The chairman’s son Chung Eui-sun, vice chairman of the group, was re-elected as the in-house director of Hyundai Mobis, a position he has held since 2002.

On the same day, LG Electronics held its own shareholders meeting at LG Twin Tower in Yeouido, western Seoul, during which shareholders voted to step up the power of CEO Jo Seong-jin, who was appointed as the lone chief executive of the company in December, while downsizing the board of directors from nine to seven members.

Before December, each division of the company, such as home electronics and home appliances, had their own chiefs with full authority over their divisions.

However, the company decided to appoint Jo, then head of home appliance and air systems, the sole CEO of the company, a move to strengthen the governance system of the company, according to a company source.

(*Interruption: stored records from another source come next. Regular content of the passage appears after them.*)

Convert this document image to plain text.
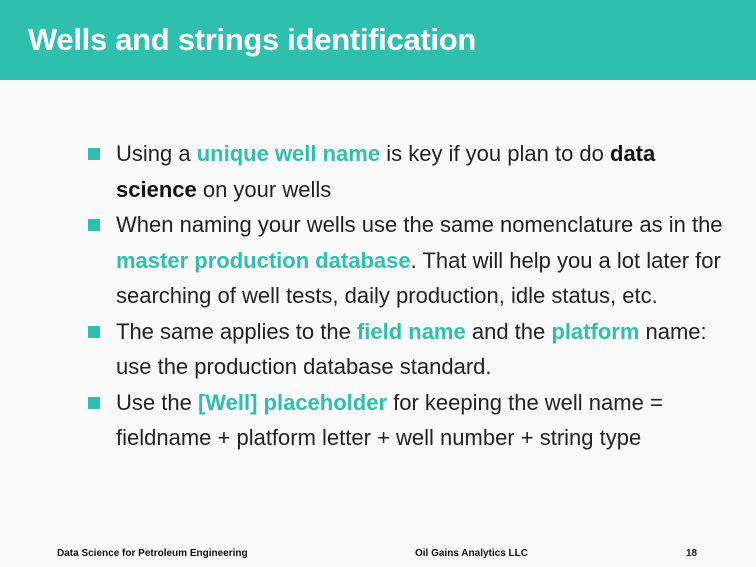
Wells and strings identification
Using a unique well name is key if you plan to do data science on your wells
When naming your wells use the same nomenclature as in the master production database. That will help you a lot later for searching of well tests, daily production, idle status, etc.
The same applies to the field name and the platform name: use the production database standard.
Use the [Well] placeholder for keeping the well name = fieldname + platform letter + well number + string type
Data Science for Petroleum Engineering	Oil Gains Analytics LLC	18
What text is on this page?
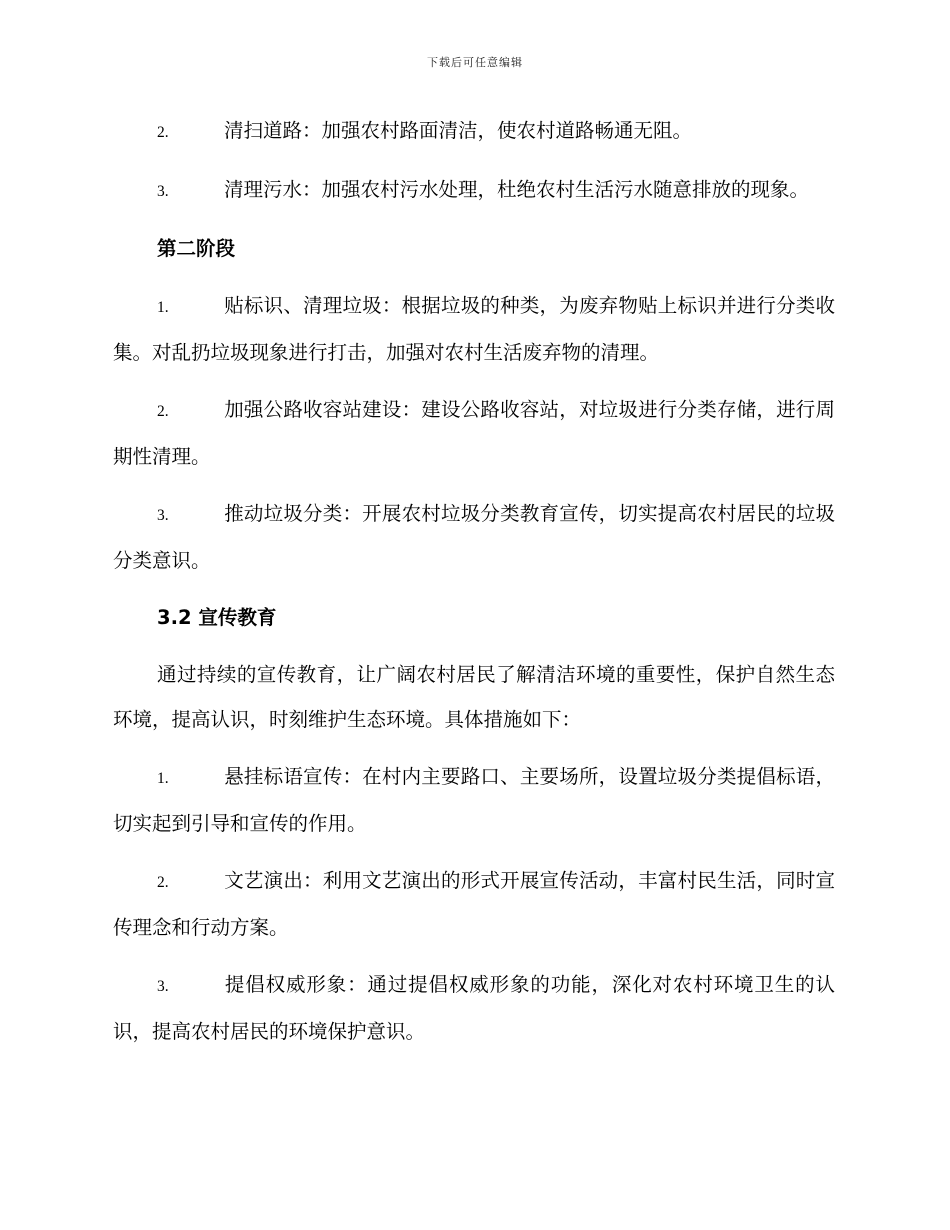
下载后可任意编辑

2.	清扫道路：加强农村路面清洁，使农村道路畅通无阻。

3.	清理污水：加强农村污水处理，杜绝农村生活污水随意排放的现象。

第二阶段

1.	贴标识、清理垃圾：根据垃圾的种类，为废弃物贴上标识并进行分类收集。对乱扔垃圾现象进行打击，加强对农村生活废弃物的清理。

2.	加强公路收容站建设：建设公路收容站，对垃圾进行分类存储，进行周期性清理。

3.	推动垃圾分类：开展农村垃圾分类教育宣传，切实提高农村居民的垃圾分类意识。

3.2 宣传教育

通过持续的宣传教育，让广阔农村居民了解清洁环境的重要性，保护自然生态环境，提高认识，时刻维护生态环境。具体措施如下：

1.	悬挂标语宣传：在村内主要路口、主要场所，设置垃圾分类提倡标语，切实起到引导和宣传的作用。

2.	文艺演出：利用文艺演出的形式开展宣传活动，丰富村民生活，同时宣传理念和行动方案。

3.	提倡权威形象：通过提倡权威形象的功能，深化对农村环境卫生的认识，提高农村居民的环境保护意识。
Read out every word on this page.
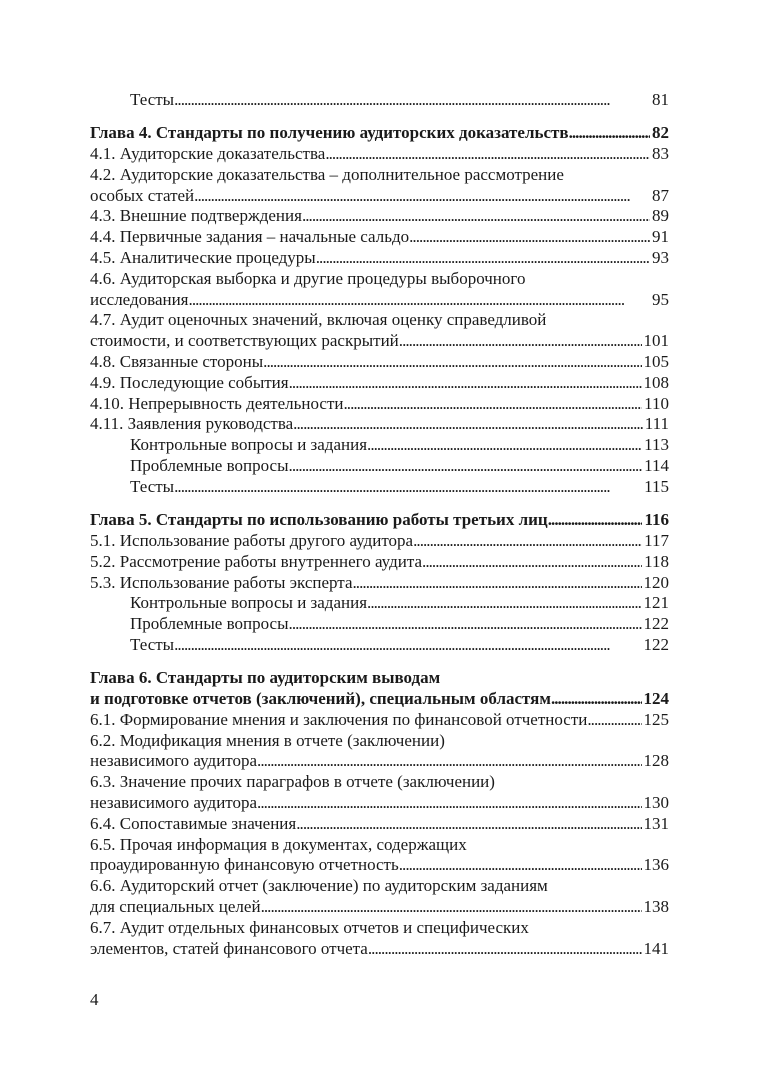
Тесты . . .	81
Глава 4. Стандарты по получению аудиторских доказательств . . .	82
4.1. Аудиторские доказательства . . .	83
4.2. Аудиторские доказательства – дополнительное рассмотрение
особых статей . . .	87
4.3. Внешние подтверждения . . .	89
4.4. Первичные задания – начальные сальдо . . .	91
4.5. Аналитические процедуры . . .	93
4.6. Аудиторская выборка и другие процедуры выборочного
исследования . . .	95
4.7. Аудит оценочных значений, включая оценку справедливой
стоимости, и соответствующих раскрытий . . .	101
4.8. Связанные стороны . . .	105
4.9. Последующие события . . .	108
4.10. Непрерывность деятельности . . .	110
4.11. Заявления руководства . . .	111
Контрольные вопросы и задания . . .	113
Проблемные вопросы . . .	114
Тесты . . .	115
Глава 5. Стандарты по использованию работы третьих лиц . . .	116
5.1. Использование работы другого аудитора . . .	117
5.2. Рассмотрение работы внутреннего аудита . . .	118
5.3. Использование работы эксперта . . .	120
Контрольные вопросы и задания . . .	121
Проблемные вопросы . . .	122
Тесты . . .	122
Глава 6. Стандарты по аудиторским выводам
и подготовке отчетов (заключений), специальным областям . . .	124
6.1. Формирование мнения и заключения по финансовой отчетности . . .	125
6.2. Модификация мнения в отчете (заключении)
независимого аудитора . . .	128
6.3. Значение прочих параграфов в отчете (заключении)
независимого аудитора . . .	130
6.4. Сопоставимые значения . . .	131
6.5. Прочая информация в документах, содержащих
проаудированную финансовую отчетность . . .	136
6.6. Аудиторский отчет (заключение) по аудиторским заданиям
для специальных целей . . .	138
6.7. Аудит отдельных финансовых отчетов и специфических
элементов, статей финансового отчета . . .	141
4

In an effort to boost Jo’s control over the company, the number of directors of the company was scaled down. “Cho Juno, chief of the mobile communications division, will focus on our smartphone business [after stepping down as a director],” said an LG spokesperson.

LG Electronics’ smartphone division has been struggling to stay afloat, posting losses since the latter half of 2015. However, the company projects that things might be turning around for the troubled division thanks to its latest flagship phone G6.

LG Group Vice Chairman Koo Bon-joon, younger brother of Chairman Koo Bon-moo, was appointed during the meeting as the head of the board of directors of LG Electronics.